Não se pense que Juarez Teixeira é neófito em armazenar, preservar e divulgar memórias das lidas campeiras e do cotidiano daquela região: ele tem dois livros publicados – Caçapava, um Olhar Sobre o Século XX, de 2016, e Parando Rodeio nas Lembranças, de dezembro de 2020. Gisele também é afeita ao tema: é especialista em gestão e salvaguarda de patrimônio cultural imaterial.
— Cheguei a pensar em doar tudo ao museu da cidade, mas ali não caberia 10% do que eu tenho — avaliou Teixeira, que está usando recursos próprios para a sua Casa de Cultura.
Além do acervo pessoal do médico e pesquisador, a equipe tem se deliciado com doações de moradores: um radiotécnico que trabalha na cidade há mais de 50 anos doou 15 equipamentos variados; na semana passada, chegou um “baralho” de antigos calendários de casas comerciais que sequer existem mais em Caçapava; cartas e fotos do início do século 20; um órgão da década de 1930, da Igreja Matriz, e um piano de um século, “ressuscitado” por Teixeira, ganharam sua salvaguarda, assim como um baú que preservou os vestidos de noivas de quatro gerações de uma família local. Os idealizadores cogitam ainda receber objetos para mostras temporárias, por empréstimo, para que saberes e histórias não se percam.
— É preciso ter respeito com a memória das pessoas. Essas peças contam histórias — pontua Timotheo, que já organizou nove acervos do gênero e diz nunca ter encontrado um tão preservado, já que tudo funciona.

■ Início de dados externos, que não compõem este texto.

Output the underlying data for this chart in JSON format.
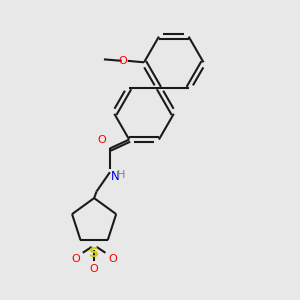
{
  "bg_color": "#e8e8e8",
  "bond_color": "#1a1a1a",
  "atom_colors": {
    "O": "#ff0000",
    "N": "#0000ee",
    "S": "#cccc00",
    "H": "#808080"
  },
  "lw": 1.5,
  "dbo": 0.008
}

Quando a Casa de Cultura estiver aberta, será colocado no ar um site interativo reunindo o acervo. Oficinas e eventos devem se somar à visitação para dar mais vida a esse sonho familiar. Juarez Teixeira promete estar ali, não abrindo e fechando as portas, mas dando informações sobre as peças que ele conhece como ninguém.
Para visitar também
Caçapava do Sul, na Região Central, fica a cerca de 260 quilômetros de Porto Alegre. Confira outras atrações:
Centro Municipal de Cultura: abriga a Biblioteca Pública, o Arquivo Histórico Municipal e o Museu Lanceiros do Sul (retrata pré-história e povos indígenas, o cotidiano, as revoluções e guerras e a escravidão)
Forte de Dom Pedro II: começou a ser construído a partir de 1848 para a proteção da fronteira e nunca chegou a ser concluído nem usado. Tombado pelo Iphan, é o único forte em pedra do Estado
Minas do Camaquã: datada de 1865, a mina de cobre é um dos principais atrativos turísticos. Fica a 73 quilômetros do centro da cidade. A barragem João Dias fica em meio a paredões rochosos e mata nativa
Unidade de Conservação Cascata do Salso: queda d’água com mais de 20m de altura. Na parte superior, fica a barragem de cimento da antiga hidroelétrica. O acesso é a partir da Estrada da Aviação, em trajeto de oito quilômetros.
Parque Natural Municipal da Pedra do Segredo: administrado pela agência Flor do Tuna, tem trilha autoguiada e sinalizada, mas a caminhada de cinco horas também pode ser feita acompanhada por guias treinados.
Pousada Olival Vila do Segredo: aberta ao público em janeiro, oferece visitação guiada ao olival e degustação.
Pousada Chácara do Forte: opção mais simples para quem quer ficar hospedado perto da cidade. Oferece trilhas e cascata.
Olival Prosperato: começou sua produção no município em 2013. Tem empório e lagar no Km 327 da BR-290, na Vila Progresso.